The contents of the book are, for the most part, pretty straightforward. After a short foreword that describes the work briefly, the editor provides the text of the poem, which is written in Old English poetic style, containing a poetic scheme that focuses on stressed syllables and alliteration in the manner of Beowulf. It is something ironic that a Celtic poem popularized by Norman poets should be written in an Old English fashion, but Tolkien apparently had a taste for that sort of irony. After the poem, which ends with some hastily written lines in the middle of the fifth canto, there is enough notes and other material from the editor to pad out the 200+ page length of a book. First there are notes on the text. After this there is a discussion of the unwritten poem and its relation to the Silmarillion, and there is a discussion about the evolution of the poem through various draft papers, after which there is a fascinating appendix about Old English verse from the author, which is well worth reading.

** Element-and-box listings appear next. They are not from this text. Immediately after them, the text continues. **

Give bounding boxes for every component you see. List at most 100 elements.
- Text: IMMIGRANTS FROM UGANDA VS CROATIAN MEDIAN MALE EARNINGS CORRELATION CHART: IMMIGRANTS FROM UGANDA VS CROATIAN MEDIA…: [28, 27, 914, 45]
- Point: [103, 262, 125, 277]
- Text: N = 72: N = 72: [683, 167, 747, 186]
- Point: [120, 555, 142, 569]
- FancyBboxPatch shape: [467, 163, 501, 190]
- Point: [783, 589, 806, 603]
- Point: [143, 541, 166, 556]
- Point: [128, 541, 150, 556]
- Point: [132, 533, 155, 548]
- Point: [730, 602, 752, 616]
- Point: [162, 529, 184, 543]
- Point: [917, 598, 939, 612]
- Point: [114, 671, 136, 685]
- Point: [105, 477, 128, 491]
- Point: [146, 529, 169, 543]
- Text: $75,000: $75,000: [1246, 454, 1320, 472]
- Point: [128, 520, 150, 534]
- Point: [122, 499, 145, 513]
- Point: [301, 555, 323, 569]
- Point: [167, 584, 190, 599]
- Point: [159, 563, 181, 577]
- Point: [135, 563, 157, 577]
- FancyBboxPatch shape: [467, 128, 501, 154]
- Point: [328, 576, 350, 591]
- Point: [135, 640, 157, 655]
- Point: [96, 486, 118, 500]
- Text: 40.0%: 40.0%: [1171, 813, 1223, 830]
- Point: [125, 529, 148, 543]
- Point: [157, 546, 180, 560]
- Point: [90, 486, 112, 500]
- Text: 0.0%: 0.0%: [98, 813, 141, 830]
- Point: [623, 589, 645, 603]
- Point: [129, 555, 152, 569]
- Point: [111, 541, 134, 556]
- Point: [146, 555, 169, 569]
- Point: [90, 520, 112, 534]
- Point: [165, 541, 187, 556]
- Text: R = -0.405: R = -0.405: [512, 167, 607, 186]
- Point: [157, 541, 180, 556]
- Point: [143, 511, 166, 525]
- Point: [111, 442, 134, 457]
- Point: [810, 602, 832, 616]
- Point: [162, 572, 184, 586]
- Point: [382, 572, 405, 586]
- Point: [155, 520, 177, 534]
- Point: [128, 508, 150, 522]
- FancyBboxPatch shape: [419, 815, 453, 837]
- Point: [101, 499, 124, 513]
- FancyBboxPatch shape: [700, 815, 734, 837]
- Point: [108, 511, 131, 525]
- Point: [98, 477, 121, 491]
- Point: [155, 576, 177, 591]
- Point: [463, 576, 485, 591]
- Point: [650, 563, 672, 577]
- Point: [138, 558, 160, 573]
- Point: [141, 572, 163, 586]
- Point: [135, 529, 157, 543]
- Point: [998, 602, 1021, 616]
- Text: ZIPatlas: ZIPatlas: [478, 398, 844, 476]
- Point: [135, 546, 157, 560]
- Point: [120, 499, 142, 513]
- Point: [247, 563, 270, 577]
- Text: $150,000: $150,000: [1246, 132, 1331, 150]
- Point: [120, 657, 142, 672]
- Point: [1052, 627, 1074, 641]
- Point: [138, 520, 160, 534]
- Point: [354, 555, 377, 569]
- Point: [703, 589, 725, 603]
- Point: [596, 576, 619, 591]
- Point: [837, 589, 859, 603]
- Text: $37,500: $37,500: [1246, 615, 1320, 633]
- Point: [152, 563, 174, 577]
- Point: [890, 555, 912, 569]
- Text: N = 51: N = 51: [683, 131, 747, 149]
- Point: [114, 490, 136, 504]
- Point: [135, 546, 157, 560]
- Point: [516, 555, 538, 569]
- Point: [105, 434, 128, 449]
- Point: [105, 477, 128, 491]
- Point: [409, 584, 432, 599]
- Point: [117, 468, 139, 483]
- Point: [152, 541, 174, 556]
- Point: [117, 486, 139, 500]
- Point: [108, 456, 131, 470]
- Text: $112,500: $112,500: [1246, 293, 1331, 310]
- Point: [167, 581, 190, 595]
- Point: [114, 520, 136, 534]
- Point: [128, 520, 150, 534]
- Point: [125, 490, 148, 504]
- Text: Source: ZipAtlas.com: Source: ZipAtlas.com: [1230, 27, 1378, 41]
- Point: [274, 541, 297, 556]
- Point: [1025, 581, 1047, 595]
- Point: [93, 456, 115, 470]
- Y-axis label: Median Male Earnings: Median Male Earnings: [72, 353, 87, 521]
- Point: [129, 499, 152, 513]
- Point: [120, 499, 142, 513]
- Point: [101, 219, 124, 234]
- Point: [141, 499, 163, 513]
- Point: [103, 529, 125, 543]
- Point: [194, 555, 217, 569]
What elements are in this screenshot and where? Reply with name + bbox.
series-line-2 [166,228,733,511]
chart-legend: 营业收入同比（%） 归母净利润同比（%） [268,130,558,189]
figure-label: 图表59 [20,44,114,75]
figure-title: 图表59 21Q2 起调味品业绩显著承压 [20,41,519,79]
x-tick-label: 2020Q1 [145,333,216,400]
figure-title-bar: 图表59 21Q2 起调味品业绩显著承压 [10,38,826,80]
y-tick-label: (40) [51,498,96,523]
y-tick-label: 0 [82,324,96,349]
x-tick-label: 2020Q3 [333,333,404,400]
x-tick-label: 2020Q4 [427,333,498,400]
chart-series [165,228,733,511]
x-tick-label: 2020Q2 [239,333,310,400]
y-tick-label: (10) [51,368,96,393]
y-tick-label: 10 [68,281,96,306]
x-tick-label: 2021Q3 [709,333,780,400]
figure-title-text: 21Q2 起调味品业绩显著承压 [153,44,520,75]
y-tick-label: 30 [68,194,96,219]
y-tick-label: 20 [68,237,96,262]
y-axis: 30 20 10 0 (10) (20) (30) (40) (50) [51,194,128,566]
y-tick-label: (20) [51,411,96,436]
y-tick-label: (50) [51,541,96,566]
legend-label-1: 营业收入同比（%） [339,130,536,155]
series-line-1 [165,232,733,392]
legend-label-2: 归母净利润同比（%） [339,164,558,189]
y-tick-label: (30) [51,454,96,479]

To what extent is a book like this a shameless cash grab and to what extent does it give fans of Tolkien something new to read, even if it is fragmentary. When someone’s creative output reaches the level of fame that Tolkien’s did, everything they wrote, even what they did not finish, takes on an entirely more lucrative perspective. When the same thing happens in music, music critics are often quick to jump on those who release such material as “grave robbers” or other equally unpleasant terms. But is that really fair when we are looking at a work like this? The author’s work is certainly worthwhile, even if not complete, and do we give fragmentary texts a pass that we do not give for the fragmentary music of a Michael Jackson that is repurposed by musicians like Drake and Justin Timberlake or an XXXTentacion who was not a very good human being? I’m not sure. I do know that this poem would have been a great one as a complete one, and even as a fragment it tantalizes the reader with what might have been, but for what it is, it is merely a missed opportunity, or part of the opportunity cost of having Tolkien be such a great creator of a worthwhile fictional universe enjoyed by many millions of fans to this day.